My suggestion would be to refactor the content to be a list of points:

And for each of them, we score a particular scenario.

Example for Authentication:

Authentication in a single cluster is straightforward. You set up authn once. In Nth clusters, you need a way to sync users. You could set up OIDC or use something like Guard. Overall more complicated the more users and more clusters that you have.

The format should give us the opportunity to:

weibeld commented 4 years ago

I just edited the article again, especially shortening much of the content.

"Big cluster" — define "big". I think here the term is overloaded and we should try to avoid misunderstandings by either providing a definition or avoiding the term completely. Big as in Pods, Nodes, teams, resources, environments?

I added a definition that it's in terms of nodes and pods.

The dimensions covered are many or fewer apps per cluster. However, there's a third dimension that is only considered partially: teams. You could have clusters by teams. This is popular too.

This can be seen as a special case of a cluster per app, which was also mentioned in the article.

It's worth clarifying that "single app" is probably a collection of apps that work together to solve a problem. I will never deploy SSO into a cluster and a user service into another. Instead, SSO and user service stay together (same cluster).

This should be obvious from the illustrations, but I made it more explicit in the text too.

It'd be nice to have a recap table.

I added a table at the end.

I think there are some scenarios that are more interesting (or likely) than others. "One cluster per environment" is very popular and it's worth discussing. "One cluster per application" is not very popular. Most of the research suggests that prod is always a different cluster. I feel some of the points are repeated 4 times, making it hard to follow along. I wonder if instead of structuring the content in Cluster A, cluster B, cluster C, we list the features (isolation, costs, etc.) and we score the three/four scenarios against (see example below).

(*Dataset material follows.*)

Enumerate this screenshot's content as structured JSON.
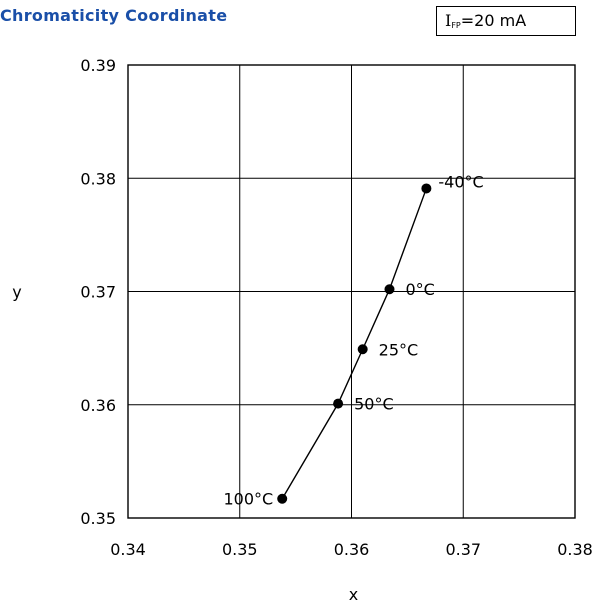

The idea was to use the most obvious general dimensions to cover as much as possible of the space. Special cases can then be derived from there.

There are some points that you make that could be a bit stronger. When you talk about resource sharing, a good one to mention is DNS. If you have namespaces, you can use the DNS to retrieve all services in the cluster.

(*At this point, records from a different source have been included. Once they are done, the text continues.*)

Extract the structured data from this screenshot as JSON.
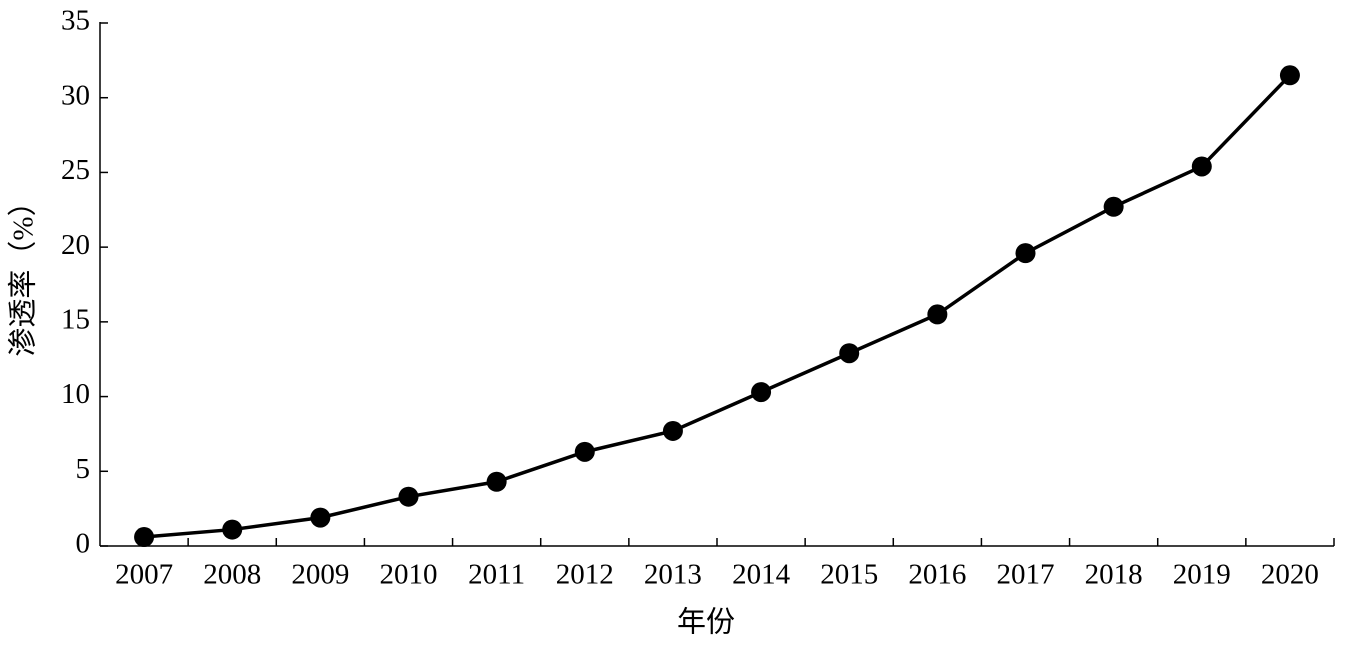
{
  "chart_data": {
    "type": "line",
    "x_label": "年份",
    "y_label": "渗透率（%）",
    "categories": [
      "2007",
      "2008",
      "2009",
      "2010",
      "2011",
      "2012",
      "2013",
      "2014",
      "2015",
      "2016",
      "2017",
      "2018",
      "2019",
      "2020"
    ],
    "values": [
      0.6,
      1.1,
      1.9,
      3.3,
      4.3,
      6.3,
      7.7,
      10.3,
      12.9,
      15.5,
      19.6,
      22.7,
      25.4,
      31.5
    ],
    "color": "#000000",
    "ylim": [
      0,
      35
    ],
    "yticks": [
      0,
      5,
      10,
      15,
      20,
      25,
      30,
      35
    ],
    "grid": false
  }
}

I also added the example with DNS.

It's worth mentioning updates. With smaller clusters, we can do blue-green deployments of clusters easily. With a bigger cluster (number of Pods), it's much harder to roll out coordinated updates.

I don't understand this.

When it comes to costs, masters are not the only issue. You need more ingress controllers, more logging daemon/services, alerting, etc. The majority of the costs might not come from masters, but from Nth copies of fluentd (in a "large" cluster I might have only one).

fluentd doesn't really cost money. It at most uses resources, which is covered in the "Inefficient resource usage" point. There may be paid services which are paid by the cluster, but I'm not sure if, for example, with Datadog you have to pay for each monitored cluster or if you can use the same monitor for multiple clusters. Same for other paid services.

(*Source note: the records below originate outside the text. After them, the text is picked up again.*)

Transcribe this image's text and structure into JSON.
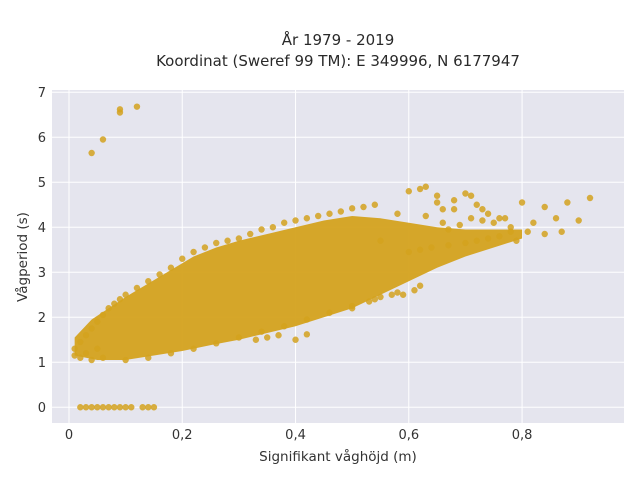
{
  "chart_data": {
    "type": "scatter",
    "title_line1": "År 1979 - 2019",
    "title_line2": "Koordinat (Sweref 99 TM): E 349996, N 6177947",
    "xlabel": "Signifikant våghöjd (m)",
    "ylabel": "Vågperiod (s)",
    "xlim": [
      -0.03,
      0.98
    ],
    "ylim": [
      -0.35,
      7.05
    ],
    "x_ticks": [
      0,
      0.2,
      0.4,
      0.6,
      0.8
    ],
    "x_tick_labels": [
      "0",
      "0,2",
      "0,4",
      "0,6",
      "0,8"
    ],
    "y_ticks": [
      0,
      1,
      2,
      3,
      4,
      5,
      6,
      7
    ],
    "y_tick_labels": [
      "0",
      "1",
      "2",
      "3",
      "4",
      "5",
      "6",
      "7"
    ],
    "grid": true,
    "colors": {
      "marker": "#D4A21E",
      "plot_bg": "#E5E5EE",
      "grid": "#FFFFFF"
    },
    "points": [
      [
        0.04,
        5.65
      ],
      [
        0.06,
        5.95
      ],
      [
        0.09,
        6.55
      ],
      [
        0.09,
        6.62
      ],
      [
        0.12,
        6.68
      ],
      [
        0.02,
        0
      ],
      [
        0.03,
        0
      ],
      [
        0.04,
        0
      ],
      [
        0.05,
        0
      ],
      [
        0.06,
        0
      ],
      [
        0.07,
        0
      ],
      [
        0.08,
        0
      ],
      [
        0.09,
        0
      ],
      [
        0.1,
        0
      ],
      [
        0.11,
        0
      ],
      [
        0.13,
        0
      ],
      [
        0.14,
        0
      ],
      [
        0.15,
        0
      ],
      [
        0.01,
        1.15
      ],
      [
        0.01,
        1.3
      ],
      [
        0.02,
        1.1
      ],
      [
        0.02,
        1.45
      ],
      [
        0.03,
        1.2
      ],
      [
        0.03,
        1.6
      ],
      [
        0.04,
        1.05
      ],
      [
        0.04,
        1.75
      ],
      [
        0.05,
        1.3
      ],
      [
        0.05,
        1.9
      ],
      [
        0.06,
        2.05
      ],
      [
        0.06,
        1.1
      ],
      [
        0.07,
        2.2
      ],
      [
        0.08,
        2.3
      ],
      [
        0.09,
        2.4
      ],
      [
        0.1,
        2.5
      ],
      [
        0.12,
        2.65
      ],
      [
        0.14,
        2.8
      ],
      [
        0.16,
        2.95
      ],
      [
        0.18,
        3.1
      ],
      [
        0.2,
        3.3
      ],
      [
        0.22,
        3.45
      ],
      [
        0.24,
        3.55
      ],
      [
        0.26,
        3.65
      ],
      [
        0.28,
        3.7
      ],
      [
        0.3,
        3.75
      ],
      [
        0.32,
        3.85
      ],
      [
        0.34,
        3.95
      ],
      [
        0.36,
        4.0
      ],
      [
        0.38,
        4.1
      ],
      [
        0.4,
        4.15
      ],
      [
        0.42,
        4.2
      ],
      [
        0.44,
        4.25
      ],
      [
        0.46,
        4.3
      ],
      [
        0.48,
        4.35
      ],
      [
        0.5,
        4.42
      ],
      [
        0.52,
        4.45
      ],
      [
        0.54,
        4.5
      ],
      [
        0.1,
        1.05
      ],
      [
        0.14,
        1.1
      ],
      [
        0.18,
        1.2
      ],
      [
        0.22,
        1.3
      ],
      [
        0.26,
        1.42
      ],
      [
        0.3,
        1.55
      ],
      [
        0.34,
        1.68
      ],
      [
        0.38,
        1.8
      ],
      [
        0.42,
        1.95
      ],
      [
        0.46,
        2.1
      ],
      [
        0.5,
        2.25
      ],
      [
        0.54,
        2.4
      ],
      [
        0.58,
        2.55
      ],
      [
        0.62,
        2.7
      ],
      [
        0.33,
        1.5
      ],
      [
        0.35,
        1.55
      ],
      [
        0.37,
        1.6
      ],
      [
        0.4,
        1.5
      ],
      [
        0.42,
        1.62
      ],
      [
        0.5,
        2.2
      ],
      [
        0.53,
        2.35
      ],
      [
        0.55,
        2.45
      ],
      [
        0.57,
        2.5
      ],
      [
        0.59,
        2.5
      ],
      [
        0.61,
        2.6
      ],
      [
        0.55,
        3.7
      ],
      [
        0.58,
        4.3
      ],
      [
        0.6,
        4.8
      ],
      [
        0.62,
        4.85
      ],
      [
        0.63,
        4.9
      ],
      [
        0.65,
        4.7
      ],
      [
        0.66,
        4.4
      ],
      [
        0.68,
        4.6
      ],
      [
        0.7,
        4.75
      ],
      [
        0.72,
        4.5
      ],
      [
        0.74,
        4.3
      ],
      [
        0.76,
        4.2
      ],
      [
        0.78,
        4.0
      ],
      [
        0.8,
        4.55
      ],
      [
        0.82,
        4.1
      ],
      [
        0.84,
        4.45
      ],
      [
        0.86,
        4.2
      ],
      [
        0.88,
        4.55
      ],
      [
        0.9,
        4.15
      ],
      [
        0.92,
        4.65
      ],
      [
        0.81,
        3.9
      ],
      [
        0.79,
        3.7
      ],
      [
        0.84,
        3.85
      ],
      [
        0.87,
        3.9
      ],
      [
        0.7,
        3.65
      ],
      [
        0.72,
        3.7
      ],
      [
        0.74,
        3.75
      ],
      [
        0.76,
        3.8
      ],
      [
        0.78,
        3.9
      ],
      [
        0.67,
        3.6
      ],
      [
        0.64,
        3.55
      ],
      [
        0.62,
        3.5
      ],
      [
        0.6,
        3.45
      ],
      [
        0.66,
        4.1
      ],
      [
        0.69,
        4.05
      ],
      [
        0.71,
        4.2
      ],
      [
        0.73,
        4.15
      ],
      [
        0.75,
        4.1
      ],
      [
        0.77,
        4.2
      ],
      [
        0.68,
        4.4
      ],
      [
        0.71,
        4.7
      ],
      [
        0.73,
        4.4
      ],
      [
        0.65,
        4.55
      ],
      [
        0.63,
        4.25
      ],
      [
        0.67,
        3.95
      ]
    ]
  }
}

My suggestion would be to refactor the content to be a list of points:

With this other approach, the focus would probably be more on tools and less on the difference between large and small clusters. Also it's hard to justify this specific set of features, as it's kind of arbitrary to choose these and not others.

danielepolencic commented 4 years ago

Few more items that we could improve:

Also, I'm investigating converting all fonts into shapes to address your concerns. It won't happen soon, but I'm on it.

weibeld commented 4 years ago

I changed the title and added a TL;DR with the table at the beginning.

I wanted to use "...how many clusters should you have?" for the title, but it's 69 characters and only 65 are allowed.

A colour palette is what I was looking for for a long time. Couldn't we define a common colour palette that we use for all diagrams?

Otherwise, the article should be good to be published.

danielepolencic commented 4 years ago

I think the title could be: Architecting Kubernetes clusters — how many should you have? as the word cluster is repeated.